We claim that for the unique requirements of cognition
- There is only one micro level of ontology, realization and causal explanation (the systems level)
- It is process oriented
- It can causally explain all higher level behaviours and phenomena
- There are no higher levels of causal explanation
- Causality flows among actual ontological parts, not to or from epistemic abstractions Under the standard macro level approach, we further claim that
- There are no macro level stimuli, measurements and phenomena – they are epistemic illusions
- Merely arbitrary and uninformed patterns of micro-level inputs or outputs between an experimental paradigm and a non-representational cognitive agent
Our claims originate from our unified process model of visual filling-in.
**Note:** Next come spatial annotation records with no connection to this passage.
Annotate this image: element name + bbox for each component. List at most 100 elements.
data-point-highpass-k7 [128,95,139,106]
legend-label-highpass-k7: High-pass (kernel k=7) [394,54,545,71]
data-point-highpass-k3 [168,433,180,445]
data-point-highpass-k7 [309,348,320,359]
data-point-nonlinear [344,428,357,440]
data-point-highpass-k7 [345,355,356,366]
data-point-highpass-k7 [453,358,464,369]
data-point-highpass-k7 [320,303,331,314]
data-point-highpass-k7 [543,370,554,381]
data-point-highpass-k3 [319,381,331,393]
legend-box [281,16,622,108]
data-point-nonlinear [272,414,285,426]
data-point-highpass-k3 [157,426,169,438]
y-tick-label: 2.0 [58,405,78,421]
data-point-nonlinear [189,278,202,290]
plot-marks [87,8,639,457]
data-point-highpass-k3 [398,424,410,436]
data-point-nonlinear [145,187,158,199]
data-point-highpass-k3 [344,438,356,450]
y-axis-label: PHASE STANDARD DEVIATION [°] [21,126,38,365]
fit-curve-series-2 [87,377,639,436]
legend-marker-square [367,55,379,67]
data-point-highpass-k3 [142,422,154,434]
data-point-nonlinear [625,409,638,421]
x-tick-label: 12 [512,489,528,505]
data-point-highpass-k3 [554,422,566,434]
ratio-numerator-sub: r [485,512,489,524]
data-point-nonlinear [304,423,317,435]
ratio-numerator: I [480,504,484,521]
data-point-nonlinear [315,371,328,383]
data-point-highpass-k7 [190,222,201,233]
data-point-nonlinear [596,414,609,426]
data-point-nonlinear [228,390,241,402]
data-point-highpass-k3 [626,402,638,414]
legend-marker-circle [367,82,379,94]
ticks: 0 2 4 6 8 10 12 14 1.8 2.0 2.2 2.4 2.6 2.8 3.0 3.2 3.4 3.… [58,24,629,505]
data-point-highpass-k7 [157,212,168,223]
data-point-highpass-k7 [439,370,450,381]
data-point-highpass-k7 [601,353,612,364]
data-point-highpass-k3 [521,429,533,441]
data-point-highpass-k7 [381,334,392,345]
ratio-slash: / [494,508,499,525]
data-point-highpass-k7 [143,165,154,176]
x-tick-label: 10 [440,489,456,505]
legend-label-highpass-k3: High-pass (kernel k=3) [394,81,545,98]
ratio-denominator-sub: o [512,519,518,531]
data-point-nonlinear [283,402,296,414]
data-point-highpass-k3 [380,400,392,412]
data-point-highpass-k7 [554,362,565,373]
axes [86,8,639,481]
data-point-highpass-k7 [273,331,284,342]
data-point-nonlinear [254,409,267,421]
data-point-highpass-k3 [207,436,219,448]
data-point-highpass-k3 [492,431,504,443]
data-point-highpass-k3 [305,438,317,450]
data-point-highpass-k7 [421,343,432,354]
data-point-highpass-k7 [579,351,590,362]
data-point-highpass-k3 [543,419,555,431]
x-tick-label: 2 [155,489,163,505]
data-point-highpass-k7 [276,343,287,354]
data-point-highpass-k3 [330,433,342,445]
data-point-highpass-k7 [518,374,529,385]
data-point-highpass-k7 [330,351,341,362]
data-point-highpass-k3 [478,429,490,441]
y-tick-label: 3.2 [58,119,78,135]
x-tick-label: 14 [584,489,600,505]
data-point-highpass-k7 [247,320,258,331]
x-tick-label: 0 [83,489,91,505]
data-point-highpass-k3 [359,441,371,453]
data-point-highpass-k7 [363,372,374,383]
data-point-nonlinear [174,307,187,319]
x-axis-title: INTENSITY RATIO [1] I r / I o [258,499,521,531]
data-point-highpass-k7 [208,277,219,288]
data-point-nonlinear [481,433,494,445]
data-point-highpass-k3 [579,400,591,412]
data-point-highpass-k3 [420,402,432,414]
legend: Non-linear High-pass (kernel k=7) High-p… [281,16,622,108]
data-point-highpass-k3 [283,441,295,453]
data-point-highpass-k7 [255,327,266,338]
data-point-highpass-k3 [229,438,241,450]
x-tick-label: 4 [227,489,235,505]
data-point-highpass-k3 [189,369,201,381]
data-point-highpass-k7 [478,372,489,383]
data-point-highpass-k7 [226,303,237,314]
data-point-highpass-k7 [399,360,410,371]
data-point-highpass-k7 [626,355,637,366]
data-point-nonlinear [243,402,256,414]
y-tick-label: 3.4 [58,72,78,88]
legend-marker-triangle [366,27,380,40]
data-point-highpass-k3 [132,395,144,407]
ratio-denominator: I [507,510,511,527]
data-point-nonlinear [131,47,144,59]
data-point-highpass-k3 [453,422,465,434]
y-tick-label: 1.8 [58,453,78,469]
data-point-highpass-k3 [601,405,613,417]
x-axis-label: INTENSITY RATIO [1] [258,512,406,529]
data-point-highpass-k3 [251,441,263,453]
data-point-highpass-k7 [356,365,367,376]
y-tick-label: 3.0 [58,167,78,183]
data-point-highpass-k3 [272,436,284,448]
We noticed that while the model explains all the phenomena, none of them actually existed. The epistemic phenomena arise from oversimplified and implicit folk-theories. Epistemic phenomena emerge from lack of knowledge, from lack of a Systems level theory.
We show the results – the visual demonstration for a variety of “phenomena”. Your task:
Show me the macro level stimuli, measurement or phenomena!
It is only by getting rid of the macro level of analysis that one can hope to uncover a (micro) systems level and begin to causally unify explanations for cognition.